Bağışıklık sistemini güçlendirmenin başında beslenmenin, sıvı alımının ve uyku düzeninin geldiğini ifade eden Bahçeşehir Üniversitesi (BAU) Beslenme ve Diyetetik bölümü Dr. Öğretim Üyesi Gökçen Garipoğlu, “Ramazan’da da bu konulara mümkün olduğunca dikkat edilmeli. Yeterli sıvı, protein, vitamin ve minerali almak için süremiz kısıtlı, o nedenle mutlaka sahur yapılmalıdır” dedi.

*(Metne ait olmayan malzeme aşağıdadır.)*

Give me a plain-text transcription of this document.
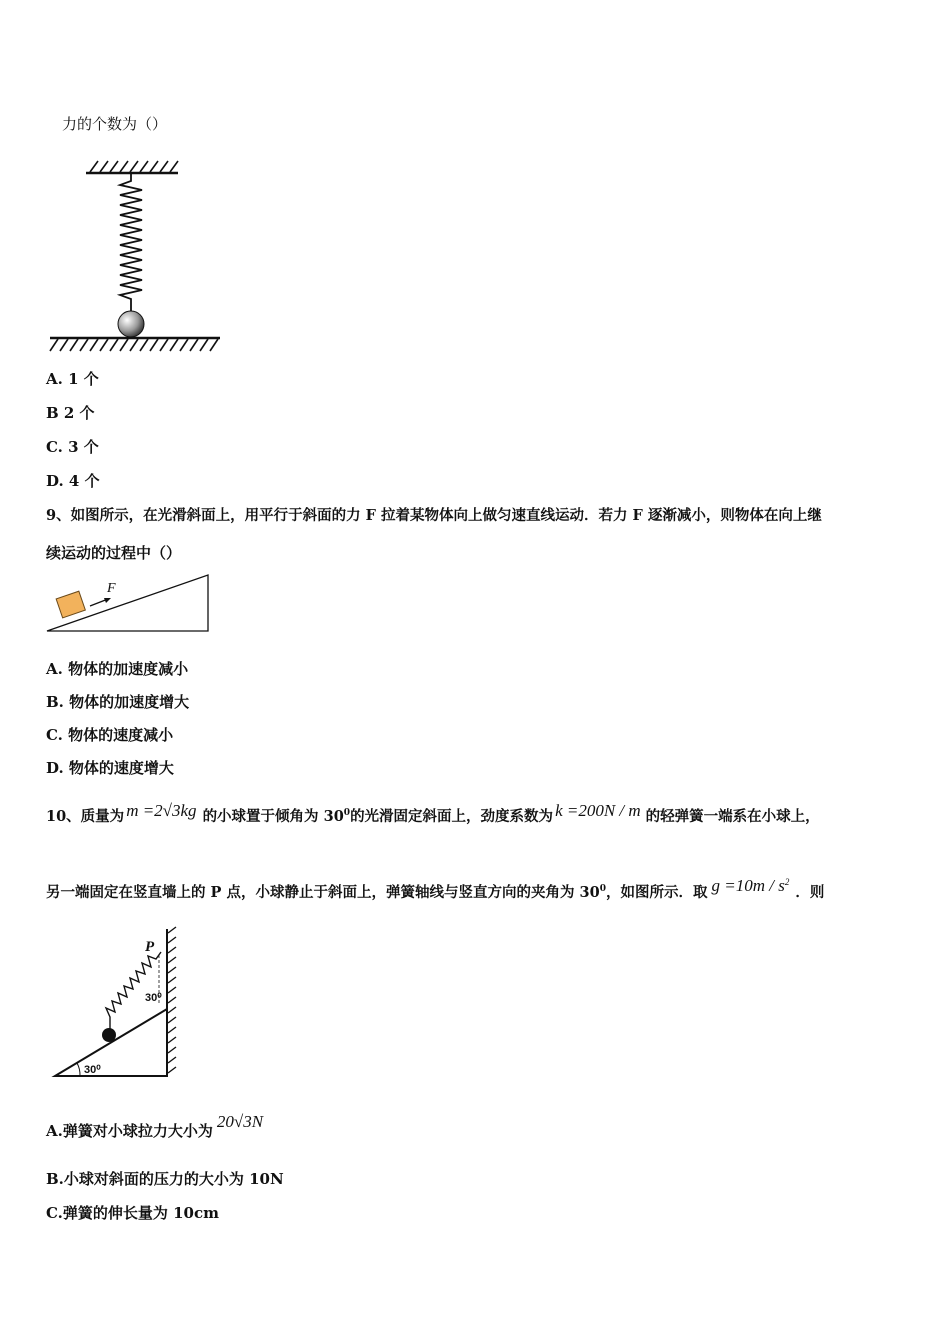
力的个数为（）
A. 1 个
B 2 个
C. 3 个
D. 4 个
9、如图所示，在光滑斜面上，用平行于斜面的力 F 拉着某物体向上做匀速直线运动．若力 F 逐渐减小，则物体在向上继
续运动的过程中（）
F
A. 物体的加速度减小
B. 物体的加速度增大
C. 物体的速度减小
D. 物体的速度增大
10、质量为 m =2√3kg 的小球置于倾角为 $30^0$的光滑固定斜面上，劲度系数为 k =200N / m 的轻弹簧一端系在小球上，
另一端固定在竖直墙上的 P 点，小球静止于斜面上，弹簧轴线与竖直方向的夹角为 $30^0$，如图所示．取 $g =10m / s^2$．则
P
30⁰
30⁰
A.弹簧对小球拉力大小为 20√3N
B.小球对斜面的压力的大小为 10N
C.弹簧的伸长量为 10cm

“Sahurda kahvaltılık tüketin”
Sahurda kahvaltı tarzında beslenmenin ideal olduğuna vurgu yapan Dr. Öğretim Üyesi Gökçen Garipoğlu, “Yumurta ve az tuzlu peynirler protein içeriğiyle hem bağışıklık için önemli hem de gün boyu tok kalmamızı da sağlar. Beraberinde tüketilecek bol miktarda yeşillik, söğüş sebzeler C vitamini ihtiyacımızı karşılamaya yardımcı olur. Ceviz, az tuzlu zeytin sağlıklı yağ içerir ve tok tutucudur. Ekmek olarak tam tahıllı ekmekleri tercih etmek yine tok tutacağı gibi bağırsak hareketlerini de düzenler. Gün içinde tüketemediğimiz meyvelerin 1 porsiyonunu sahurda tüketebiliriz, taze veya kuru meyveler ya da bunlardan yapılmış şekersiz komposto/hoşaf da tüketilebilir. Böylece sıvı alımını da artırmış oluruz. Sahurda mutlaka en az 2 bardak (500 ml) su içmeyi de ihmal etmemek gerekir” ifadelerini kullandı.
“Hamur işleri acıktırarak oruç tutmayı zorlaştırıyor”

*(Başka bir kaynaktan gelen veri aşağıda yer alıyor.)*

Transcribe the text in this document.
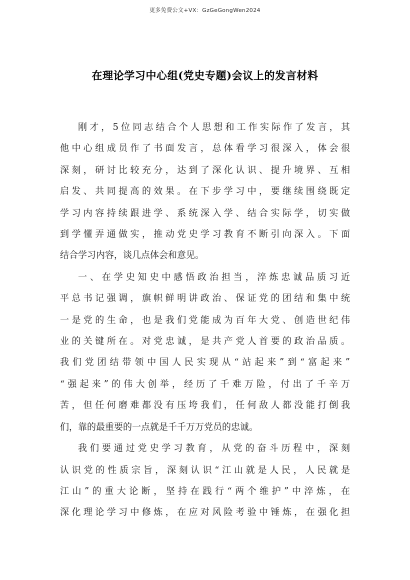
更多免费公文+VX：GzGeGongWen2024
在理论学习中心组(党史专题)会议上的发言材料

刚才，5位同志结合个人思想和工作实际作了发言，其
他中心组成员作了书面发言，总体看学习很深入，体会很
深刻，研讨比较充分，达到了深化认识、提升境界、互相
启发、共同提高的效果。在下步学习中，要继续围绕既定
学习内容持续跟进学、系统深入学、结合实际学，切实做
到学懂弄通做实，推动党史学习教育不断引向深入。下面
结合学习内容，谈几点体会和意见。

一、在学史知史中感悟政治担当，淬炼忠诚品质习近
平总书记强调，旗帜鲜明讲政治、保证党的团结和集中统
一是党的生命，也是我们党能成为百年大党、创造世纪伟
业的关键所在。对党忠诚，是共产党人首要的政治品质。
我们党团结带领中国人民实现从“站起来”到“富起来”
“强起来”的伟大创举，经历了千难万险，付出了千辛万
苦，但任何磨难都没有压垮我们，任何敌人都没能打倒我
们，靠的最重要的一点就是千千万万党员的忠诚。

我们要通过党史学习教育，从党的奋斗历程中，深刻
认识党的性质宗旨，深刻认识“江山就是人民，人民就是
江山”的重大论断，坚持在践行“两个维护”中淬炼，在
深化理论学习中修炼，在应对风险考验中锤炼，在强化担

Oruç nedeniyle açlık sonrası ağır iftar yemeklerinden kaçınılması gerektiğinin altını çizen Dr. Öğretim Üyesi Gökçen Garipoğlu, “Özellikle evde olduğumuz, hareketin azaldığı bu dönemde enerji ihtiyacımızda zaten düşmektedir. Fazladan alınan enerjiler kilo alımına ve bağışıklığın düşmesine neden olabilir. Her zaman tükettiğimiz miktardan 4’te 1’i kadar daha azını planlamak gerekir. Özellikle karbonhidrat içeriği yüksek hamur işlerinden uzak durmak gerekir. Bu besinler acıkmaya da yol açacağı için oruç tutmayı da zorlaştırır. İftar yemeğine çorba ile başlayıp ana yemekten önce salata yemek daha sonra fazla besin alımını önleyebilir. İftarda mutlaka et/tavuk/balık veya kuru baklagiller gibi protein içeren besinler ile zeytinyağlı sebze veya salata bulunmalıdır. Yemeğin yanında ayran/cacık tüketmek sıvı alımına destek olur ve fermente ürün olan yoğurt bağışıklığı güçlendirir. Tatlı olarak sütlü tatlılar tercih edilmesi daha az kalori almayı sağlar. Ayrıca yine hareketsizlik ve hızlı yeme nedeniyle hazımsızlık ve kabızlık sorunları da artabilir. Bu nedenle yemeklerde baharat olarak zencefil kullanmak, iftarla sahur arası 2 porsiyon meyve tüketmek hem sindirime iyi gelir hem de bağışıklığı güçlendirir” dedi.
“İftar ve sahur arasında 8-10 bardak su içilmeli”
Sıvı alımına dikkat edilmesinin önemine de vurgu yapan Garipoğlu, “İftar ve sahur arasında 8-10 bardak su içmeye çalışılmalıdır. Sade maden suları tansiyon sorunu yoksa günde 1-2 kez içilebilir. Bitki çaylarından ıhlamur, kuşburnu, adaçayı, ekinezya, rezene, papatya tercih edilebilir, hem sindirimi kolaylaştırır, uykuya yardımcı olur hem de bağışıklığı güçlendirir. Özellikle lahana turşusu bağışıklık için tercih edilebilir ancak tuz içeriği nedeniyle susuzluk yaşanmasına neden olabilir, tüketilecekse sahurda değil iftarda tercih edilmelidir. Yemek pişirme yöntemleri de önemlidir. Kızartmalar yağların yanmasına neden olur ve bağışıklık sistemini olumsuz etkiler. Fırında ya da tencerede sulu pişirme yöntemi tercih edilmelidir” diyerek sözlerini tamamladı.